The tune, "Night Shift," is a gripping tale of how a gentleman--in this case, Positive K himself--uses his interpersonal skills to persuade young ladies to join the ranks of the world's oldest profession. Not only does he persuade them to make this vocational decision, but, as you can see from the video, they deliver to him their gross earnings on a handsome wooden table. Said table is indeed a fine piece of furniture, despite being fabricated by someone other than Anthony Popparlardo. Seriously, I also like how all the girls in this video, and in videos in the early Nineties in general, dressed like they were going to an interview at a law firm or some shit. That's class, baby.


Another classy, timeless, transcendent element to "Night Shift" is the following life lesson from Big Daddy Kane:


Man, you got to work your women by the scale

I mean, if she skinny, make her bring you home a good penny
And if she fat, make her pay like she weight.


Seriously, if Lick was The Outsiders, then that would be the Robert Frost poem right there.
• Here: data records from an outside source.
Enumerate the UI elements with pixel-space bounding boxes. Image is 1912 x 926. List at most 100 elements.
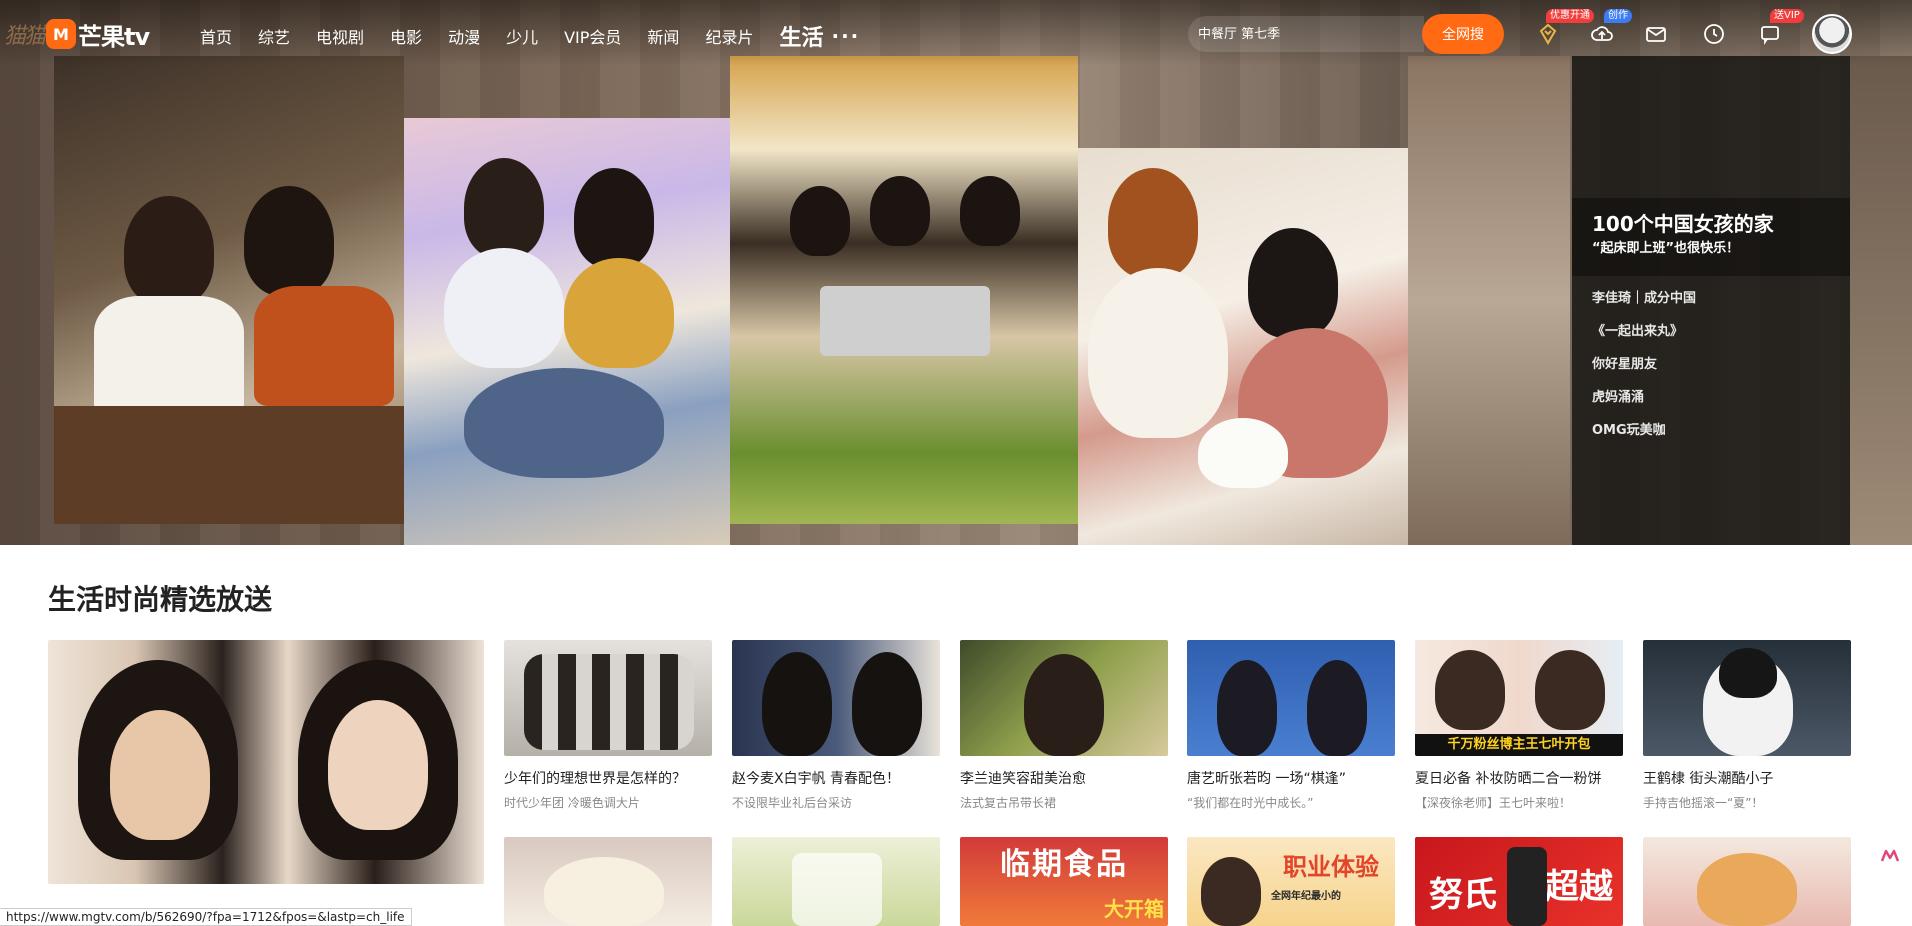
video-thumbnail[interactable] [960,640,1168,756]
video-card[interactable]: 努氏 超越 [1415,837,1623,926]
video-title[interactable]: 赵今麦X白宇帆 青春配色！ [732,768,940,788]
logo-mark-icon: M [46,19,77,49]
nav-item-tv[interactable]: 电视剧 [316,24,364,48]
featured-video-card[interactable] [48,640,484,884]
video-card[interactable] [1643,837,1851,926]
floating-app-icon[interactable] [1880,846,1900,866]
thumbnail-caption: 努氏 [1429,875,1497,915]
cake-shape [544,857,664,926]
person-shape [1307,660,1367,756]
nav-item-news[interactable]: 新闻 [647,24,679,48]
hero-side-item[interactable]: 《一起出来丸》 [1592,315,1696,348]
video-card[interactable]: 王鹤棣 街头潮酷小子 手持吉他摇滚一“夏”！ [1643,640,1851,811]
video-thumbnail[interactable]: 努氏 超越 [1415,837,1623,926]
person-shape [1435,650,1505,730]
logo-text: 芒果tv [78,22,150,51]
nav-more-icon[interactable]: ··· [831,24,860,48]
video-title[interactable]: 少年们的理想世界是怎样的？ [504,768,712,788]
person-shape [790,186,850,256]
hero-photo-6[interactable] [1850,56,1912,545]
nav-item-vip[interactable]: VIP会员 [564,24,621,48]
hero-photo-1[interactable] [54,56,404,524]
video-card[interactable] [732,837,940,926]
video-card[interactable]: 赵今麦X白宇帆 青春配色！ 不设限毕业礼后台采访 [732,640,940,811]
person-shape [444,248,564,368]
hero-side-title[interactable]: 100个中国女孩的家 [1592,208,1774,237]
video-thumbnail[interactable]: 千万粉丝博主王七叶开包 [1415,640,1623,756]
search-button[interactable]: 全网搜 [1422,14,1504,54]
video-thumbnail[interactable] [732,837,940,926]
upload-cloud-icon[interactable] [1588,20,1616,48]
user-avatar[interactable] [1812,14,1852,54]
thumbnail-caption: 大开箱 [1104,897,1164,921]
hero-photo-2[interactable] [404,118,730,545]
nav-item-anime[interactable]: 动漫 [448,24,480,48]
video-card[interactable]: 千万粉丝博主王七叶开包 夏日必备 补妆防晒二合一粉饼 【深夜徐老师】王七叶来啦！ [1415,640,1623,811]
hero-side-item[interactable]: OMG玩美咖 [1592,414,1696,447]
hero-side-item[interactable]: 虎妈涌涌 [1592,381,1696,414]
video-card[interactable]: 唐艺昕张若昀 一场“棋逢” “我们都在时光中成长。” [1187,640,1395,811]
site-logo[interactable]: 猫猫 M 芒果tv [0,14,150,54]
hero-side-subtitle[interactable]: “起床即上班”也很快乐！ [1592,237,1739,256]
video-subtitle: 不设限毕业礼后台采访 [732,796,853,810]
video-thumbnail[interactable] [732,640,940,756]
video-thumbnail[interactable] [1643,640,1851,756]
hero-side-list: 李佳琦｜成分中国 《一起出来丸》 你好星朋友 虎妈涌涌 OMG玩美咖 [1592,282,1696,447]
create-badge: 创作 [1604,9,1632,23]
video-thumbnail[interactable]: 临期食品 大开箱 [960,837,1168,926]
history-clock-icon[interactable] [1700,20,1728,48]
video-subtitle: 法式复古吊带长裙 [960,796,1057,810]
channel-nav: 首页 综艺 电视剧 电影 动漫 少儿 VIP会员 新闻 纪录片 生活 ··· [200,20,860,52]
person-shape [870,176,930,246]
person-shape [960,176,1020,246]
video-title[interactable]: 夏日必备 补妆防晒二合一粉饼 [1415,768,1623,788]
search-input[interactable] [1198,26,1398,42]
video-thumbnail[interactable] [1187,640,1395,756]
vip-badge: 优惠开通 [1546,9,1594,23]
face-shape [110,710,210,840]
nav-item-home[interactable]: 首页 [200,24,232,48]
hero-side-item[interactable]: 李佳琦｜成分中国 [1592,282,1696,315]
nav-item-movie[interactable]: 电影 [390,24,422,48]
video-thumbnail[interactable] [1643,837,1851,926]
person-shape [1201,857,1261,926]
video-thumbnail[interactable] [504,640,712,756]
video-title[interactable]: 唐艺昕张若昀 一场“棋逢” [1187,768,1395,788]
person-shape [464,368,664,478]
mail-icon[interactable] [1642,20,1670,48]
hero-side-item[interactable]: 你好星朋友 [1592,348,1696,381]
video-thumbnail[interactable]: 职业体验 全网年纪最小的 [1187,837,1395,926]
hero-photo-5[interactable] [1408,56,1570,545]
video-card[interactable]: 职业体验 全网年纪最小的 [1187,837,1395,926]
hat-shape [1719,648,1777,698]
nav-item-documentary[interactable]: 纪录片 [705,24,753,48]
hero-banner[interactable]: 100个中国女孩的家 “起床即上班”也很快乐！ 李佳琦｜成分中国 《一起出来丸》… [0,0,1912,545]
message-icon[interactable] [1756,20,1784,48]
nav-item-life[interactable]: 生活 [779,20,823,52]
section-title: 生活时尚精选放送 [48,583,273,616]
table-shape [54,406,404,524]
nav-item-variety[interactable]: 综艺 [258,24,290,48]
person-shape [1535,650,1605,730]
face-shape [328,700,428,830]
dog-shape [1198,418,1288,488]
video-thumbnail[interactable] [504,837,712,926]
video-card[interactable]: 临期食品 大开箱 [960,837,1168,926]
person-shape [1088,268,1228,438]
video-card[interactable]: 李兰迪笑容甜美治愈 法式复古吊带长裙 [960,640,1168,811]
video-title[interactable]: 李兰迪笑容甜美治愈 [960,768,1168,788]
person-shape [1024,654,1104,756]
person-shape [564,258,674,368]
video-subtitle: 【深夜徐老师】王七叶来啦！ [1415,796,1572,810]
vip-diamond-icon[interactable] [1534,20,1562,48]
nav-item-kids[interactable]: 少儿 [506,24,538,48]
video-title[interactable]: 王鹤棣 街头潮酷小子 [1643,768,1851,788]
hero-photo-3[interactable] [730,56,1078,524]
video-card[interactable]: 少年们的理想世界是怎样的？ 时代少年团 冷暖色调大片 [504,640,712,811]
hero-photo-4[interactable] [1078,148,1408,545]
search-box [1188,16,1424,52]
person-shape [1108,168,1198,278]
person-shape [124,196,214,306]
drink-shape [792,853,882,926]
video-card[interactable] [504,837,712,926]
*notable exception: "Releasing Hypotical Gasses" by Organized Konfusion, which I only realized was cool when I became a college radio hip-hop backpacker years later. And the Tribute version of "I Don't Know" at least five months before VR (I seriously just now realized that. I don't know why that didn't register the first time I saw VR; perhaps that particular facet of my skate nerdery had not yet developed). And "Don't Stop "Til You Get Enough." Come to think of it, the music supervision wasn't that bad. Alice in Chains was kind of an inspired choice, but I would have chosen something from Jar of Flies. In all honesty, I am shocked that no one has used "I Stay Away in a video part yet. You wanna talk about a record that transports one on a journey through time and space? Fuck. New AIC record is decent btw



**which makes Hype Willams the Ty Evans of hip-hop videography







1 comment:

Anonymous said...

"mechanized Aryan super-soldier" Thats golden. I've always seen him as some weird android thing.